A similar question-based approach known as "appreciation" can help you to uncover factors in a sitution that you might otherwise miss.
It was originally developed by the military to assist commanders in gaining a comprehensive understanding of any fact, problem or situation. But you can also apply it in the workplace.
Starting with a fact, you first ask the question, "So what?" – in other words, what are the implications of that fact? Why is this fact important?
You then continue asking that question until you've drawn all possible conclusions from it.
The major difference between this and the 5 Whys technique is that appreciation is often used to get the most information out of a simple fact or statement, while 5 Whys is designed to drill down to the root of a problem.

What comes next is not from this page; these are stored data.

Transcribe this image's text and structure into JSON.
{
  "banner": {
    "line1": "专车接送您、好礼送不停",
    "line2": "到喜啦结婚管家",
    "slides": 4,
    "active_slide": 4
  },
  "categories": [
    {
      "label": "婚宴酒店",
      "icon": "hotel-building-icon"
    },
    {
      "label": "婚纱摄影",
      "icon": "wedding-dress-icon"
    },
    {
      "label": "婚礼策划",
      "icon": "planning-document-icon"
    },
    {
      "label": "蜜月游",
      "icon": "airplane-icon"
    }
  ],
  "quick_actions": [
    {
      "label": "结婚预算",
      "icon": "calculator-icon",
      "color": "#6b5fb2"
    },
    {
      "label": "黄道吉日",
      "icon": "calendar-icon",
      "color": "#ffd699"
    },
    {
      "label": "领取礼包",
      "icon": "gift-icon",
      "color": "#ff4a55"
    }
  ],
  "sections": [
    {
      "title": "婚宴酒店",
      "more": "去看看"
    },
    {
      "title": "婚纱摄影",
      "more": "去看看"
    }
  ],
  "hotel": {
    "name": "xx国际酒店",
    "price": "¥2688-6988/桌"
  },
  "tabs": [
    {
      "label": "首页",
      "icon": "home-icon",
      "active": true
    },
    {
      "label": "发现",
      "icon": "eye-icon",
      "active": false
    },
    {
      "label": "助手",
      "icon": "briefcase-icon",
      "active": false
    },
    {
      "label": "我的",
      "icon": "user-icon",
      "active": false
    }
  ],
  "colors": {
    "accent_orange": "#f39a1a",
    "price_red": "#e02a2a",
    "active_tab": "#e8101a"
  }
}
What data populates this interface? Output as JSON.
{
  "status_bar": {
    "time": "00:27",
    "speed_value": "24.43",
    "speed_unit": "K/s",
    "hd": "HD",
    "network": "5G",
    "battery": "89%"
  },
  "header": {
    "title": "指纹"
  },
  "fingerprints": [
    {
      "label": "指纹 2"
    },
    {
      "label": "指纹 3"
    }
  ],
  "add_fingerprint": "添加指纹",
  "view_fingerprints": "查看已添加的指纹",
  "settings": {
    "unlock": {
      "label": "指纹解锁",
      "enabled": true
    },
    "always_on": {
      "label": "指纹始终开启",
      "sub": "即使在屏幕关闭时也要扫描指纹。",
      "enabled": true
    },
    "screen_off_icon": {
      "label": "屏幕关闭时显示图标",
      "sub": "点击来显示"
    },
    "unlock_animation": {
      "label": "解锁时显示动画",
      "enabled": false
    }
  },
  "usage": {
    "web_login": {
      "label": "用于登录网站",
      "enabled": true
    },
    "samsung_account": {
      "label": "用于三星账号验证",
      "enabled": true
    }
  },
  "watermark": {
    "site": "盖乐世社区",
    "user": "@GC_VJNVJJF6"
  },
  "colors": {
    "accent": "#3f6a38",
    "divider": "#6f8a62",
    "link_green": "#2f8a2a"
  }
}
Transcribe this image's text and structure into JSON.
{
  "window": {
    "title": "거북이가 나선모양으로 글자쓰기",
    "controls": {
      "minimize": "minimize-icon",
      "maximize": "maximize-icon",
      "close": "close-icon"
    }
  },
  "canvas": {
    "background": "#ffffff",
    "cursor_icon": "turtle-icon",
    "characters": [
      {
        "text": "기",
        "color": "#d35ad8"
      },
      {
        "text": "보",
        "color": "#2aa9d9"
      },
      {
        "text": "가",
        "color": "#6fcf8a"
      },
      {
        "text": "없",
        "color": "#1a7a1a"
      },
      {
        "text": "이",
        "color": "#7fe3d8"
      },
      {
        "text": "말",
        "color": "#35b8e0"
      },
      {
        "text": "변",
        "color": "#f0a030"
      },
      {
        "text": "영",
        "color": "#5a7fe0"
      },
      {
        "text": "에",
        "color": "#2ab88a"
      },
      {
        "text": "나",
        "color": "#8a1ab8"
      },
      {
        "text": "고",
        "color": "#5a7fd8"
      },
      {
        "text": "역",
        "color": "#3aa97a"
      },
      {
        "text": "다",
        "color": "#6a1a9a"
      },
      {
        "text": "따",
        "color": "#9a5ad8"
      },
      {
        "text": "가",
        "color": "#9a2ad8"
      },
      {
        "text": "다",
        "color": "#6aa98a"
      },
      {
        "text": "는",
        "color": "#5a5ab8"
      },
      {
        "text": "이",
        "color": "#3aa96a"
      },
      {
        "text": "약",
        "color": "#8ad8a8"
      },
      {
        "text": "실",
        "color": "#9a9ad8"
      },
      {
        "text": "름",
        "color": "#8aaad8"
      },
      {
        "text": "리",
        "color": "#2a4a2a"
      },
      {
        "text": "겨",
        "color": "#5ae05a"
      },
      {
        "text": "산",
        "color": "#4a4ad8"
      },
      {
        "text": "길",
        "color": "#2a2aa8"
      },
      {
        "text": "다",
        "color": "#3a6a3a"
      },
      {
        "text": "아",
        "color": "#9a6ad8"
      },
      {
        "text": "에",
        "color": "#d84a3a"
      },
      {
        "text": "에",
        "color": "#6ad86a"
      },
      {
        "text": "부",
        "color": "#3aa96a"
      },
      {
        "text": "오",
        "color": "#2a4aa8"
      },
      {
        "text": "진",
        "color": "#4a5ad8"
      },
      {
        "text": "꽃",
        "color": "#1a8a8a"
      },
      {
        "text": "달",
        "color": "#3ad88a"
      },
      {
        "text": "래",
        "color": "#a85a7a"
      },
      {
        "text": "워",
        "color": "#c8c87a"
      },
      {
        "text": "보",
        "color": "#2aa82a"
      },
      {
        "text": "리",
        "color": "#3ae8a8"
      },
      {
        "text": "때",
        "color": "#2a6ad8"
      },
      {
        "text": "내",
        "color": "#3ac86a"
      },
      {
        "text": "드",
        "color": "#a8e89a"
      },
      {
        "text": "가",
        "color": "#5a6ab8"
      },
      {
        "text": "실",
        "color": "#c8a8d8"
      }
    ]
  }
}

Bear in mind that appreciation can restrict you to one line of thinking. For instance, once you've answered your first "So what?" question, you might follow a single line of inquiry to its conclusion. To avoid this, repeat the appreciation process several times over to make sure that you've covered all bases.
The 5 Whys strategy is a simple, effective tool for uncovering the root of a problem. You can use it in troubleshooting, problem-solving, and quality-improvement initiatives.
Start with a problem and ask why it is occurring. Make sure that your answer is grounded in fact, and then ask the question again. Continue the process until you reach the root cause of the problem, and you can identify a counter-measure that will prevent it from recurring.
Bear in mind that this questioning process is best suited to simple or moderately difficult problems. Complex problems may benefit from a more detailed approach, although using 5 Whys will still give you useful insights.